Может, она ревнует к учительнице, из-за того что Брайан согласился пойти с ней в паб? Он не думал об учительнице как о женщине и чувствовал себя скованно в ее присутствии. Но когда та спустилась вниз, в длинном платье, благоухая духами, он посмотрел на нее другими глазами. Платье эффектно подчеркивало ее фигуру, и он ощутил тепло в области паха.
– Зовите меня Летти, – сказала она, и он подумал, не пригласить ли ее прогуляться после паба.
«Однорукий солдат» был забит последователями Годвина. Брайан заказал для Летти стакан апельсинового сока и пинту крепкого эля для себя.
– Рад тебя видеть. Думал, ты умер, – громко сказал Эрик, владелец паба.

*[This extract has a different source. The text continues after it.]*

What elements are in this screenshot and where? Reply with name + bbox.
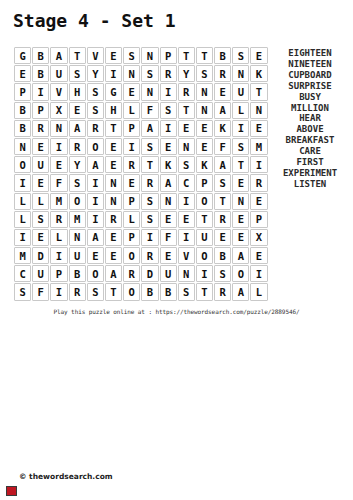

Брайан пробормотал что-то нейтральное и сел рядом с Летти и ее друзьями. Они говорили о том, что Годвин отдыхает в отеле после своего подвига в пещере. Брайан понял, что не замечал Летти из-за ее лица – широкого некрасивого лица, на котором постоянно сияла улыбка. «Надень ей мешок на голову», – машинально подумал он и едва удержался, чтобы не взглянуть на очертания ее бедер. В этот момент собравшиеся начали требовать показать им фильм.
– Что бы вы о нем ни думали, держитесь подальше от пленки, – сказал Эрик и вставил кассету в видеомагнитофон. – И не стесняйтесь подходить за напитками.
Фильм назывался «Дьявольский колодец». Может, поэтому Годвин выбрал Мунвелл? В фильме рассказывалось о промышленнике, который добывал нефть там, где его предупреждали этого не делать. Большинство темнокожих актеров не говорили по-английски. По неодобрительным возгласам собравшихся Брайан понял, что промышленника сыграл отец Годвина.
Бур глубоко вонзился в землю, а затем на экран хлынула нефть, только это была не нефть: она была слишком черной, слишком целеустремленной. Промышленник повернулся к камере, дьявольски ухмыляясь. Из хлещущей жижи выползли демоны, и собравшиеся начали петь гимн. Антропоморфные демоны срывали двери с домов и убивали горожан, вырывали их горло голыми руками, поднимали кричащих людей над головой и швыряли о стены… Вряд ли этот фильм понравился бы отцу О’Коннеллу, подумал Брайан; ему самому происходящее на экране не очень нравилось, особенно когда жертвы ожили и отправились на поиски немногих уцелевших. Особенно ему не понравился вид безголовой молодой женщины, одетой в футболку и джинсовые шорты, которая, спотыкаясь, бродила по городу в поисках своего мужа. Он так энергично подпевал гимну, что люди начали оборачиваться на него.